*Repost note di FB
Berdiri ia di pinggir jembatan itu, sebuah jembatan tinggi penghubung tepian sungai. Melamun. Pandangan matanya menerawang jauh, menembus dunia masa lalu. Terlihat kosong, sebuah cerminan hatinya yang murung. Sayu tatapannya menghunjam jatuh pada air sungai yang keruh. Manusia silih berganti melewati jembatan itu, namun ia tetap terdiam, mematung. Tak terganggu sedikit pun. Seolah tak nampak baginya kehidupan serta lalu-lalang di atas jembatan itu. Pandangan ingin tahu tiap orang pun tak jua kembalikan kesadarannya ke alam nyata. Seolah jiwanya telah meninggalkan raga yang berdiri dan tetap bergeming itu.
Tak ada seorang pun yang tahu apa yang ia pikirkan kini, tak seorang pun. Hanya dia dan Tuhannya.

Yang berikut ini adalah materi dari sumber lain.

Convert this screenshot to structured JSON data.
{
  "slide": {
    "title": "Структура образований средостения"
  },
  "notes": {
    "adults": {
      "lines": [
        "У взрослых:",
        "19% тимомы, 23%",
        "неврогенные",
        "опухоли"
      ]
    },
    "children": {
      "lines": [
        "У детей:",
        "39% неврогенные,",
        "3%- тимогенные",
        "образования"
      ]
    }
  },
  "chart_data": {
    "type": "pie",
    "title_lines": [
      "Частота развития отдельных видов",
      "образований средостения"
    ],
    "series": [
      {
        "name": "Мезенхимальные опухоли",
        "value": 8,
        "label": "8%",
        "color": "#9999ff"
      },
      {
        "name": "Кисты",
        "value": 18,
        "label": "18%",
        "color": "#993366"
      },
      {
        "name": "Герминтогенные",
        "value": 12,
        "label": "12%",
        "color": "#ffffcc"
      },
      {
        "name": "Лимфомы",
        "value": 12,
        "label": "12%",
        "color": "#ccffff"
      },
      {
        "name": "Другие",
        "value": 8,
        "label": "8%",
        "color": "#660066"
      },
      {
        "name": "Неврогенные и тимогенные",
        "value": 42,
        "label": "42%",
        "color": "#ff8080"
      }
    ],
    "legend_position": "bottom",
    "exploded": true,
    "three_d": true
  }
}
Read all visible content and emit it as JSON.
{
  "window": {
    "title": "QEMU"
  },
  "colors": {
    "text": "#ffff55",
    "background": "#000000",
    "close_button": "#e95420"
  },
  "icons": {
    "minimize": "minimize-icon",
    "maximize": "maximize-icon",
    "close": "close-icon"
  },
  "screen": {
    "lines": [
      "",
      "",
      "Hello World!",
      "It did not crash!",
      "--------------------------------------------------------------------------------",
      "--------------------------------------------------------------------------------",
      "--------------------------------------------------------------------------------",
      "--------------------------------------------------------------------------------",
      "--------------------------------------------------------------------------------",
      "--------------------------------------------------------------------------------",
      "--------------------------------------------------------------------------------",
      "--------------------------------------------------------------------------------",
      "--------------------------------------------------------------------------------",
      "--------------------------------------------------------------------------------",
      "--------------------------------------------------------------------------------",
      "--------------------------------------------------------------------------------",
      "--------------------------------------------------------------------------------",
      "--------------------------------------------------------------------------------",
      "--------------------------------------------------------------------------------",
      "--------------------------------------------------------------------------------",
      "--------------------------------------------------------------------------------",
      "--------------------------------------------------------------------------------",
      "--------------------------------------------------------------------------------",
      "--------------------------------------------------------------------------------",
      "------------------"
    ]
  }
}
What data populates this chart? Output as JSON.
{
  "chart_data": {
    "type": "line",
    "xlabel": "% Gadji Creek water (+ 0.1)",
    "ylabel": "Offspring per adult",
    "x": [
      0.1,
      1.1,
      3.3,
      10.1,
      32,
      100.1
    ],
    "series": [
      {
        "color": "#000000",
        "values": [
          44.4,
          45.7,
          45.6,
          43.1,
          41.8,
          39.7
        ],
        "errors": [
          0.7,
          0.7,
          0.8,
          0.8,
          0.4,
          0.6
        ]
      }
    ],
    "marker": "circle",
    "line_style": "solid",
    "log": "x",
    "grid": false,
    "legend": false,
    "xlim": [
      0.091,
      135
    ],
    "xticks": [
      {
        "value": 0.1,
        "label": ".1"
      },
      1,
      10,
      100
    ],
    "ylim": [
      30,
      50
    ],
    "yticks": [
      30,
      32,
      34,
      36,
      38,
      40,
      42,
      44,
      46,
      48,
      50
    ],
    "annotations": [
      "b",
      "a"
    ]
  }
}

Perlahan, matanya serasa hidup. Berkilat untuk sejenak, namun kemudian redup. Diremasnya kedua tangannya erat. Kegalauan selimuti hati dan pikirnya. Rahangnya mengatup keras, menyuarakan gemeletuk gigi yang bergesekan.
Sepasang mata menatapnya heran. Bukan menghakimi dengan pandang menghujat, namun tatap penuh rasa penasaran. Penasaran akan apa yang mungkin terjadi di detik berikutnya. Tentang semua yang mungkin berubah dalam pergerakan sang waktu. Tatap itu tak pernah lepas dari fokus lensa matanya, pada sesosok manusia di tepian jembatan.
Perlahan, tubuh itu bergerak. Dia lepaskan genggaman tangannya. Sejenak, kedua tangan itu terkulai lemas, namun berubah tegas dalam detik berikutnya. Dia genggam tepian jembatan itu erat sebagai penyangga berat tubuhnya. Dia naikkan kakinya satu demi satu, kanan, kemudian kiri. Mula memanjat perlahan pagar jembatan itu. Dicondongkannya tubuhnya seolah menantang angin dingin yang berhembus di pagi yang mendung.
"Di saat semua terasa indah, Nona, kala itulah manusia selalu lupa." Mendengar suara dari sampingnya, ia pun terhenti.
"Ya, di saat semuanya terasa indah, kala itu manusia selalu lupa. Karena itulah Dia memberi sebuah coba agar mereka tidak semena-mena. Hidup adalah masalah, Nona. Semua tergantung bagaimana manusia mampu memandang masalah dari sudut yang berbeda dan menghadapi segalanya meski tubuh dan jiwa mereka penuh luka."
Dia bergeming. Menanti suara susulan dari sampingnya.
"Hidup tak selamanya indah, nona. Terkadang kta harus penuh lumpur, bahkan berlumur darah. Namun, justru semua itu yang membuat hidup lebih bermakna. Manusia hidup bukan untuk mati, melainkan berjuang sekuat tenaga. Mencari hikmah di balik setiap duka. Jangan kau kira hanya kau yang merana dan menganggap ini akhir dunia. Akhir dari semua. Hiduplah sengan indah dan ukirlah kisah yang bermakna selagi kau bisa."
Diam. Hanya semilir angin berhembus menggesek dedaunan lembut.
"Siapa kau?" suaranya tercekat. Hanya tanya itu yang mampu ia utarakan sambil perlahan memalingkan wajah menghadap sumber suara.
"Hanya seorang pengemis tua yang tak begitu berharga." Sosok yang menjadi asal suara itu pun tersenyum dan melangkah pergi meninggalkan dia yang terhenyak karena kata-kata yang menusuk hatinya.
Ya, hidup tak bisa selamanya indah. Kita tak selalu bisa dapatkan apa yang kita inginkan. Jika kita siap berusaha meraih semuanya, berarti kita juga harus siap untuk kehilangan semuanya.